AMY GOODMAN: Juan Cole, President Trump’s comments, from the dogs to the internet?
JUAN COLE: Well, Trump is an extremely disturbing leader in the sense that he basically gave us a snuff film, a film about somebody’s violent death, as a sort of entertainment, I think. And one of the ironies is that ISIL pioneered on the internet what is called stochastic terrorism. Most terrorism is conducted by organized cells with a certain amount of command and control. One of the things that ISIL did as part of its policy of beastliness was to call upon people to undertake violent actions as a destabilizing attempt. And I think it appealed to people on the internet who were already angry and unstable, often mentally ill, and they would go out and commit violence, and then would attribute it to ISIL even though ISIL knew nothing about it. It was just off of a Twitter or Facebook meme.

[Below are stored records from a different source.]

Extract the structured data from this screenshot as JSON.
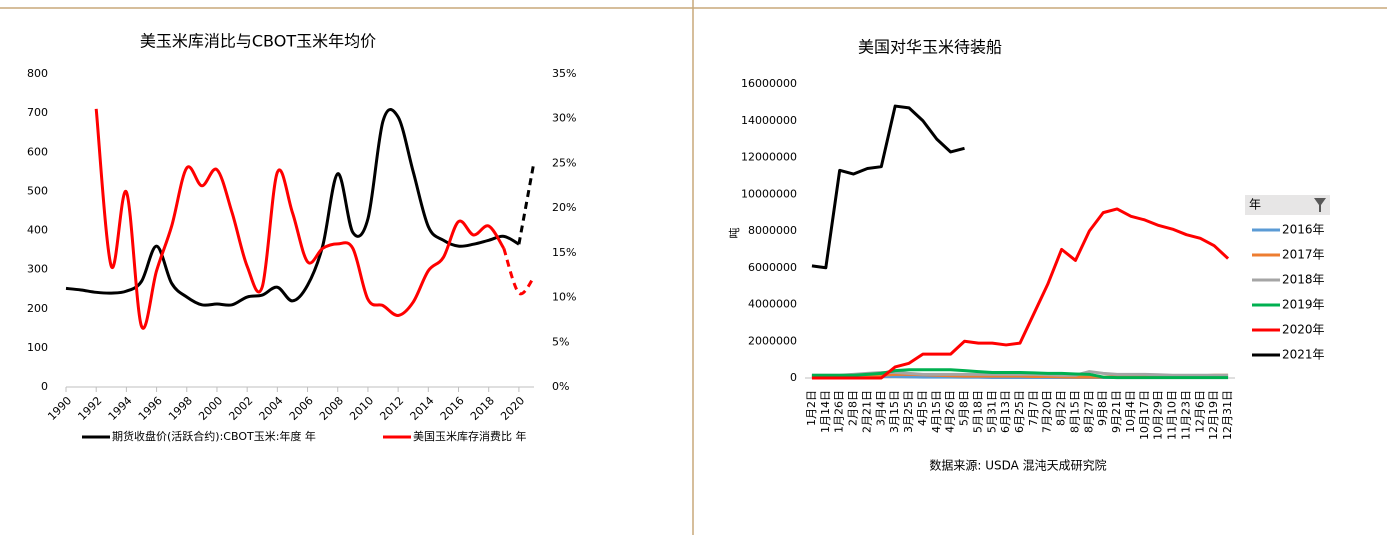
{
  "chart_data": [
    {
      "type": "line",
      "title": "美玉米库消比与CBOT玉米年均价",
      "smooth": true,
      "legend": "bottom",
      "x": [
        1990,
        1991,
        1992,
        1993,
        1994,
        1995,
        1996,
        1997,
        1998,
        1999,
        2000,
        2001,
        2002,
        2003,
        2004,
        2005,
        2006,
        2007,
        2008,
        2009,
        2010,
        2011,
        2012,
        2013,
        2014,
        2015,
        2016,
        2017,
        2018,
        2019,
        2020,
        2021
      ],
      "xlim": [
        1990,
        2021
      ],
      "xticks": [
        1990,
        1992,
        1994,
        1996,
        1998,
        2000,
        2002,
        2004,
        2006,
        2008,
        2010,
        2012,
        2014,
        2016,
        2018,
        2020
      ],
      "ylim": [
        0,
        800
      ],
      "yticks": [
        0,
        100,
        200,
        300,
        400,
        500,
        600,
        700,
        800
      ],
      "y2lim": [
        0,
        35
      ],
      "y2ticks": [
        {
          "value": 0,
          "label": "0%"
        },
        {
          "value": 5,
          "label": "5%"
        },
        {
          "value": 10,
          "label": "10%"
        },
        {
          "value": 15,
          "label": "15%"
        },
        {
          "value": 20,
          "label": "20%"
        },
        {
          "value": 25,
          "label": "25%"
        },
        {
          "value": 30,
          "label": "30%"
        },
        {
          "value": 35,
          "label": "35%"
        }
      ],
      "series": [
        {
          "name": "期货收盘价(活跃合约):CBOT玉米:年度 年",
          "color": "#000000",
          "dashed_from": 2020,
          "values": [
            252,
            248,
            242,
            240,
            245,
            270,
            360,
            265,
            230,
            210,
            212,
            210,
            230,
            235,
            255,
            220,
            260,
            360,
            545,
            395,
            430,
            680,
            690,
            550,
            410,
            375,
            360,
            365,
            375,
            385,
            365,
            575
          ]
        },
        {
          "name": "美国玉米库存消费比 年",
          "color": "#ff0000",
          "axis": "y2",
          "dashed_from": 2019,
          "values": [
            null,
            null,
            31.1,
            13.5,
            21.8,
            6.8,
            13,
            18,
            24.5,
            22.5,
            24.3,
            19.5,
            13.5,
            11.2,
            24,
            19.5,
            14,
            15.5,
            16,
            15.5,
            9.8,
            9.1,
            8,
            9.5,
            13,
            14.5,
            18.5,
            17,
            18,
            15.5,
            10.5,
            12.3
          ]
        }
      ]
    },
    {
      "type": "line",
      "title": "美国对华玉米待装船",
      "smooth": false,
      "legend": "right",
      "legend_title": "年",
      "y_label": "吨",
      "source": "数据来源: USDA 混沌天成研究院",
      "categories": [
        "1月2日",
        "1月14日",
        "1月26日",
        "2月8日",
        "2月21日",
        "3月4日",
        "3月15日",
        "3月25日",
        "4月5日",
        "4月15日",
        "4月26日",
        "5月8日",
        "5月18日",
        "5月31日",
        "6月13日",
        "6月25日",
        "7月7日",
        "7月20日",
        "8月2日",
        "8月15日",
        "8月27日",
        "9月8日",
        "9月21日",
        "10月4日",
        "10月17日",
        "10月29日",
        "11月10日",
        "11月23日",
        "12月6日",
        "12月19日",
        "12月31日"
      ],
      "ylim": [
        0,
        16000000
      ],
      "yticks": [
        0,
        2000000,
        4000000,
        6000000,
        8000000,
        10000000,
        12000000,
        14000000,
        16000000
      ],
      "series": [
        {
          "name": "2016年",
          "color": "#5b9bd5",
          "values": [
            80000,
            80000,
            80000,
            80000,
            80000,
            80000,
            80000,
            60000,
            50000,
            50000,
            50000,
            40000,
            40000,
            30000,
            30000,
            30000,
            30000,
            30000,
            30000,
            30000,
            30000,
            30000,
            30000,
            30000,
            30000,
            30000,
            30000,
            30000,
            30000,
            30000,
            30000
          ]
        },
        {
          "name": "2017年",
          "color": "#ed7d31",
          "values": [
            100000,
            100000,
            100000,
            100000,
            120000,
            150000,
            200000,
            200000,
            180000,
            150000,
            120000,
            100000,
            100000,
            100000,
            100000,
            100000,
            80000,
            80000,
            60000,
            50000,
            50000,
            50000,
            80000,
            100000,
            100000,
            100000,
            120000,
            120000,
            120000,
            150000,
            150000
          ]
        },
        {
          "name": "2018年",
          "color": "#a5a5a5",
          "values": [
            150000,
            150000,
            150000,
            200000,
            250000,
            300000,
            300000,
            250000,
            200000,
            200000,
            200000,
            200000,
            200000,
            200000,
            200000,
            200000,
            200000,
            180000,
            150000,
            150000,
            350000,
            250000,
            200000,
            200000,
            200000,
            180000,
            150000,
            150000,
            150000,
            150000,
            150000
          ]
        },
        {
          "name": "2019年",
          "color": "#00b050",
          "values": [
            150000,
            150000,
            150000,
            150000,
            200000,
            250000,
            400000,
            450000,
            450000,
            450000,
            450000,
            400000,
            350000,
            300000,
            300000,
            300000,
            280000,
            250000,
            250000,
            220000,
            200000,
            50000,
            20000,
            20000,
            20000,
            20000,
            20000,
            20000,
            20000,
            20000,
            20000
          ]
        },
        {
          "name": "2020年",
          "color": "#ff0000",
          "values": [
            0,
            0,
            0,
            0,
            0,
            0,
            600000,
            800000,
            1300000,
            1300000,
            1300000,
            2000000,
            1900000,
            1900000,
            1800000,
            1900000,
            3500000,
            5100000,
            7000000,
            6400000,
            8000000,
            9000000,
            9200000,
            8800000,
            8600000,
            8300000,
            8100000,
            7800000,
            7600000,
            7200000,
            6500000
          ]
        },
        {
          "name": "2021年",
          "color": "#000000",
          "values": [
            6100000,
            6000000,
            11300000,
            11100000,
            11400000,
            11500000,
            14800000,
            14700000,
            14000000,
            13000000,
            12300000,
            12500000,
            null,
            null,
            null,
            null,
            null,
            null,
            null,
            null,
            null,
            null,
            null,
            null,
            null,
            null,
            null,
            null,
            null,
            null,
            null
          ]
        }
      ]
    }
  ]
}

In many ways, although not with the same systematic effect, Trump also is responsible for a certain amount of stochastic terrorism. The El Paso shooter who drove ten hours to kill Latino Americans was, by his own admission, at least somewhat inspired by memes coming out of the Trump Administration. We saw this in other attempted attacks on mosques in the United States.
AMY GOODMAN: And of course invoking Hispanic invaders was a year ago at the Pittsburgh synagogue where 11 Jewish worshipers were killed.
JUAN COLE: Yes, Trump has adopted and people around him have used this language of replacement, which is a far-right conspiracy theory that the American Jewish community wants to bring in immigrants to replace white people, and so made the American Jews a target. It’s of course a monstrous lie. But these kinds of internet memes, which ISIL in some was pioneered as sources of violence, have now been taken up by the American far right, which is in itself a kind of less organized but still very deadly form of ISIS-like activity.